Benjamints
Benjamints

Reputation: 849

Find the last occurence of a string being a certain length

I know there is a method to find the largest string in an array

def longest_word(string_of_words)
  x = string_of_words.split(" ").max_by(&:length)
end

However, if there are multiple words with the longest length, how do i return the last instance of the word with the longest length? Is there a method and do I use indexing?

Benjamin

Upvotes: 1

Views: 112

Answers (6)

Sagar Pandya
Sagar Pandya

Reputation: 9497

You can use inject which will replace the maximum only if (via <=) it's matched or improved upon. By default inject takes the first element of its receiver.

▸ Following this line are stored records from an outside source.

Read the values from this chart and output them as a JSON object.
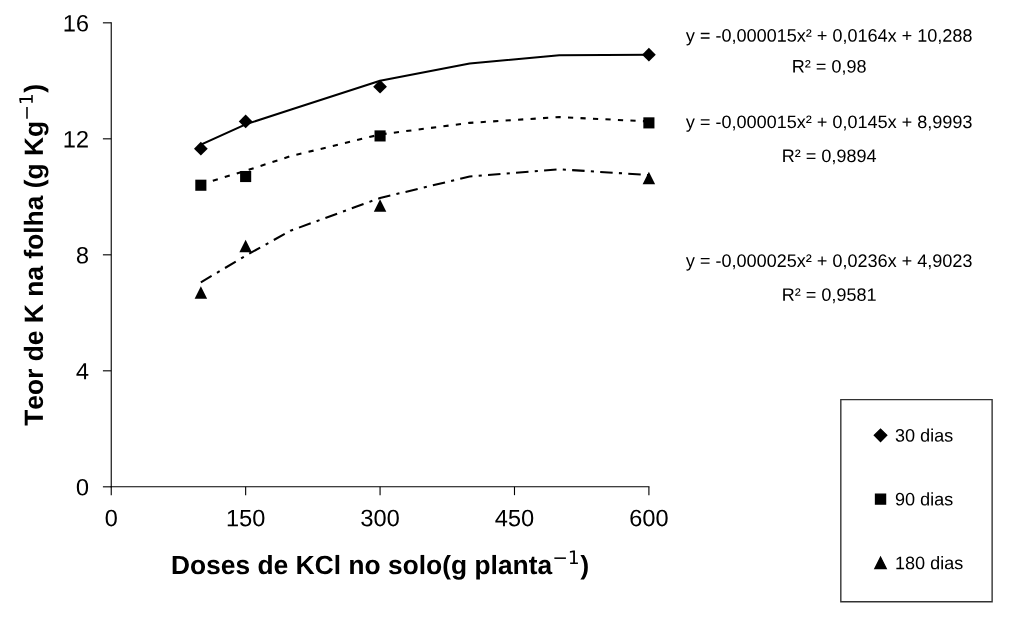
{
  "chart_data": {
    "type": "scatter",
    "xlabel": "Doses de KCl no solo(g planta$^{−1}$)",
    "ylabel": "Teor de K na folha (g Kg$^{−1}$)",
    "xlim": [
      0,
      600
    ],
    "xticks": [
      0,
      150,
      300,
      450,
      600
    ],
    "ylim": [
      0,
      16
    ],
    "yticks": [
      0,
      4,
      8,
      12,
      16
    ],
    "grid": false,
    "legend": "bottom right",
    "series": [
      {
        "type": "line",
        "x": [
          100,
          150,
          200,
          300,
          400,
          500,
          600
        ],
        "values": [
          11.8,
          12.5,
          13.0,
          14.0,
          14.6,
          14.88,
          14.9
        ],
        "color": "#000000",
        "line_style": "solid",
        "marker": "none"
      },
      {
        "type": "line",
        "x": [
          100,
          150,
          200,
          300,
          400,
          500,
          600
        ],
        "values": [
          10.43,
          10.9,
          11.4,
          12.15,
          12.55,
          12.75,
          12.6
        ],
        "color": "#000000",
        "line_style": "dotted",
        "marker": "none"
      },
      {
        "type": "line",
        "x": [
          100,
          150,
          200,
          300,
          400,
          500,
          600
        ],
        "values": [
          7.05,
          7.97,
          8.83,
          9.96,
          10.7,
          10.95,
          10.75
        ],
        "color": "#000000",
        "line_style": "dashed",
        "marker": "none"
      },
      {
        "name": "30 dias",
        "x": [
          100,
          150,
          300,
          600
        ],
        "values": [
          11.66,
          12.6,
          13.8,
          14.9
        ],
        "color": "#000000",
        "marker": "diamond"
      },
      {
        "name": "90 dias",
        "x": [
          100,
          150,
          300,
          600
        ],
        "values": [
          10.4,
          10.7,
          12.1,
          12.55
        ],
        "color": "#000000",
        "marker": "square"
      },
      {
        "name": "180 dias",
        "x": [
          100,
          150,
          300,
          600
        ],
        "values": [
          6.7,
          8.3,
          9.7,
          10.65
        ],
        "color": "#000000",
        "marker": "triangle"
      }
    ],
    "annotations": [
      "y = -0,000015x² + 0,0164x + 10,288",
      "R² = 0,98",
      "y = -0,000015x² + 0,0145x + 8,9993",
      "R² = 0,9894",
      "y = -0,000025x² + 0,0236x + 4,9023",
      "R² = 0,9581"
    ]
  }
}
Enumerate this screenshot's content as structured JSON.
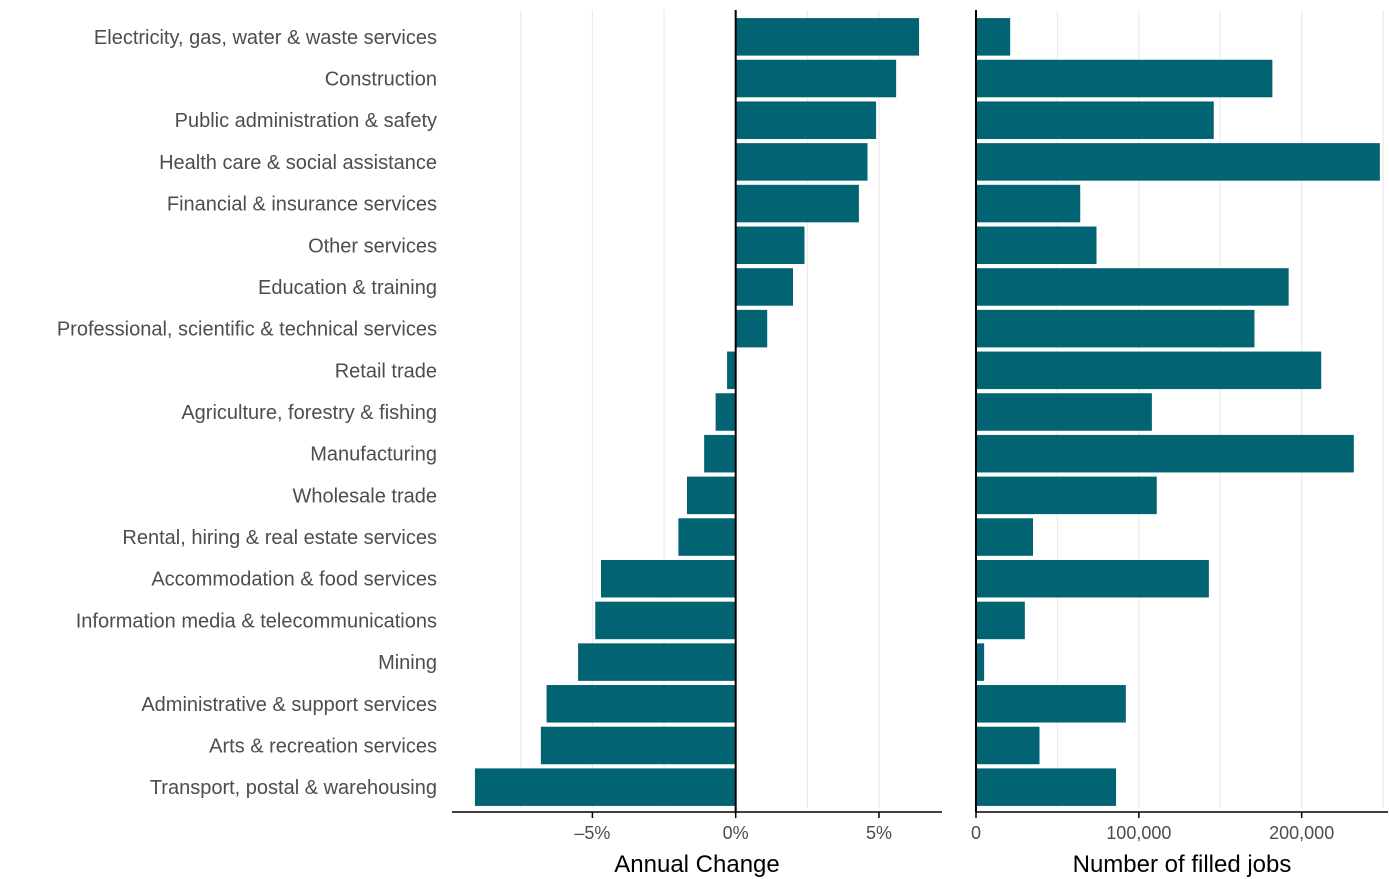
{
  "colors": {
    "bar": "#026373",
    "grid": "#ebebeb",
    "axis": "#000000",
    "label": "#4d4d4d"
  },
  "chart_data": [
    {
      "type": "bar",
      "orientation": "horizontal",
      "categories": [
        "Electricity, gas, water & waste services",
        "Construction",
        "Public administration & safety",
        "Health care & social assistance",
        "Financial & insurance services",
        "Other services",
        "Education & training",
        "Professional, scientific & technical services",
        "Retail trade",
        "Agriculture, forestry & fishing",
        "Manufacturing",
        "Wholesale trade",
        "Rental, hiring & real estate services",
        "Accommodation & food services",
        "Information media & telecommunications",
        "Mining",
        "Administrative & support services",
        "Arts & recreation services",
        "Transport, postal & warehousing"
      ],
      "values": [
        6.4,
        5.6,
        4.9,
        4.6,
        4.3,
        2.4,
        2.0,
        1.1,
        -0.3,
        -0.7,
        -1.1,
        -1.7,
        -2.0,
        -4.7,
        -4.9,
        -5.5,
        -6.6,
        -6.8,
        -9.1
      ],
      "xlabel": "Annual Change",
      "xlim": [
        -9.9,
        7.2
      ],
      "xticks": [
        -5,
        0,
        5
      ],
      "xtick_labels": [
        "–5%",
        "0%",
        "5%"
      ],
      "grid": true
    },
    {
      "type": "bar",
      "orientation": "horizontal",
      "values": [
        21000,
        182000,
        146000,
        248000,
        64000,
        74000,
        192000,
        171000,
        212000,
        108000,
        232000,
        111000,
        35000,
        143000,
        30000,
        5000,
        92000,
        39000,
        86000
      ],
      "xlabel": "Number of filled jobs",
      "xlim": [
        0,
        253000
      ],
      "xticks": [
        0,
        100000,
        200000
      ],
      "xtick_labels": [
        "0",
        "100,000",
        "200,000"
      ],
      "grid": true
    }
  ]
}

str.split.inject { |m,s| m.size <= s.size ?  s : m }

Upvotes: 1

Ursus
Ursus

Reputation: 30056

What if we took advantage of reverse?

"asd qweewe lol qwerty df qwsazx".split.reverse_each.max_by(&:length)
=> "qwsazx"

Upvotes: 3

Cary Swoveland
Cary Swoveland

Reputation: 110675

There's no need to convert the string to an array.

def longest_word(str)
  str.gsub(/[[:alpha:]]+/).
      each_with_object('') {|s,longest| longest.replace(s) if s.size >= longest.size}
end

longest_word "Many dogs love to swim in the sea"
  #=> "swim"

Two points.

  • I've used String#gsub to create an enumerator that will feed words to Enumerable.#each_with_object. The string argument is not modified. This is an usual use of gsub that I've been able to use to advantage in several situations.
  • Within the block it's necessary to use longest.replace(s) rather than longest = s. That's because each_with_object returns the originally given object (usually modified by the block), but does not update that object on each iteration. longest = s merely returns s (is equivalent to just s) but does not alter the value of the block variable. By contrast, longest.replace(s) modifies the original object.

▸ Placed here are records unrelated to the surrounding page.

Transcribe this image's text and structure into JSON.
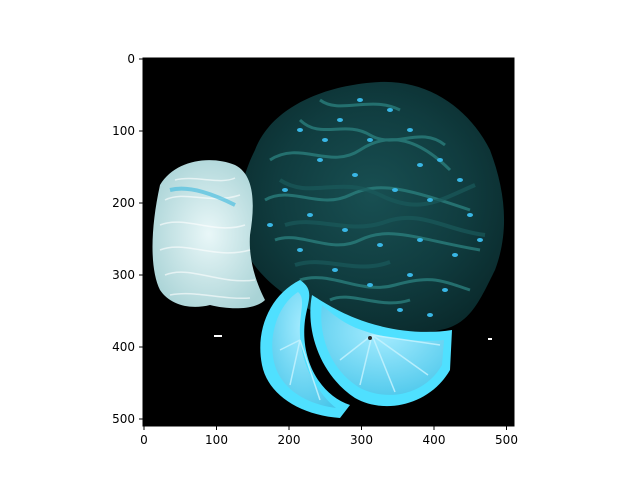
{
  "figure": {
    "image_description_icon": "food-photo-seaweed-salad-noodles-lemon",
    "background_color": "#ffffff",
    "plot_background": "#000000"
  },
  "axes": {
    "x_ticks": [
      "0",
      "100",
      "200",
      "300",
      "400",
      "500"
    ],
    "y_ticks": [
      "0",
      "100",
      "200",
      "300",
      "400",
      "500"
    ],
    "x_range": [
      0,
      512
    ],
    "y_range": [
      512,
      0
    ]
  },
  "colors": {
    "seaweed_dark": "#0d3a3c",
    "seaweed_mid": "#1f6a6a",
    "sesame": "#39b7e6",
    "noodle": "#d6eef0",
    "lemon_rind": "#4fe0ff",
    "lemon_flesh": "#7fd8f5"
  }
}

With regard to the second of these two points, it is interesting to contrast the use of each_with_object with Enumerable#reduce (aka inject).

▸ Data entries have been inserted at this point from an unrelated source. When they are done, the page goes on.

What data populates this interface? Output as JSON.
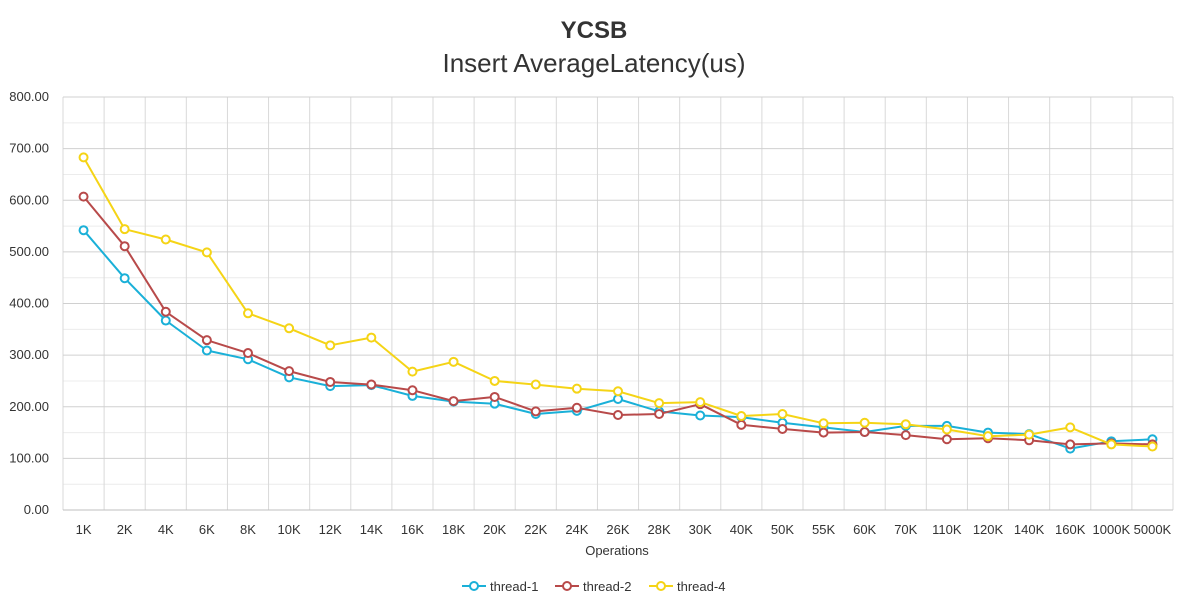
{
  "chart_data": {
    "type": "line",
    "title": "YCSB",
    "subtitle": "Insert AverageLatency(us)",
    "xlabel": "Operations",
    "ylabel": "",
    "ylim": [
      0,
      800
    ],
    "yticks": [
      "0.00",
      "100.00",
      "200.00",
      "300.00",
      "400.00",
      "500.00",
      "600.00",
      "700.00",
      "800.00"
    ],
    "grid": true,
    "legend_position": "bottom",
    "categories": [
      "1K",
      "2K",
      "4K",
      "6K",
      "8K",
      "10K",
      "12K",
      "14K",
      "16K",
      "18K",
      "20K",
      "22K",
      "24K",
      "26K",
      "28K",
      "30K",
      "40K",
      "50K",
      "55K",
      "60K",
      "70K",
      "110K",
      "120K",
      "140K",
      "160K",
      "1000K",
      "5000K"
    ],
    "series": [
      {
        "name": "thread-1",
        "color": "#1ab0d8",
        "values": [
          542,
          449,
          367,
          309,
          292,
          257,
          240,
          242,
          221,
          210,
          206,
          186,
          192,
          215,
          191,
          183,
          180,
          169,
          160,
          151,
          163,
          163,
          150,
          147,
          119,
          133,
          137
        ]
      },
      {
        "name": "thread-2",
        "color": "#b84a4a",
        "values": [
          607,
          511,
          384,
          329,
          304,
          269,
          248,
          243,
          232,
          211,
          219,
          191,
          198,
          184,
          186,
          205,
          165,
          157,
          150,
          151,
          145,
          137,
          139,
          135,
          127,
          129,
          127
        ]
      },
      {
        "name": "thread-4",
        "color": "#f5d416",
        "values": [
          683,
          544,
          524,
          499,
          381,
          352,
          319,
          334,
          268,
          287,
          250,
          243,
          235,
          230,
          207,
          209,
          182,
          186,
          168,
          169,
          166,
          156,
          143,
          146,
          160,
          127,
          123
        ]
      }
    ]
  }
}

  str.gsub(/[[:alpha:]]+/).
      reduce('') {|longest,s| s.size >= longest.size ? s : longest }
    #=> "swim"

Upvotes: 0

sawa
sawa

Reputation: 168091

max_by.with_index{|e, i| [e, i]}

Upvotes: 0

Gagan Gami
Gagan Gami

Reputation: 10251

can do this way also:

 > "asd qweewe lol qwerty df qwsazx".split.sort_by(&:length).last
 #=> "qwsazx"

Note: You can split words and sort by length in ascending(default) order and take the last word

Upvotes: 1

Eric Duminil
Eric Duminil

Reputation: 54223

Simply reverse your words array before applying max_by.

The first longest word from the reversed array will be the last one in your sentence.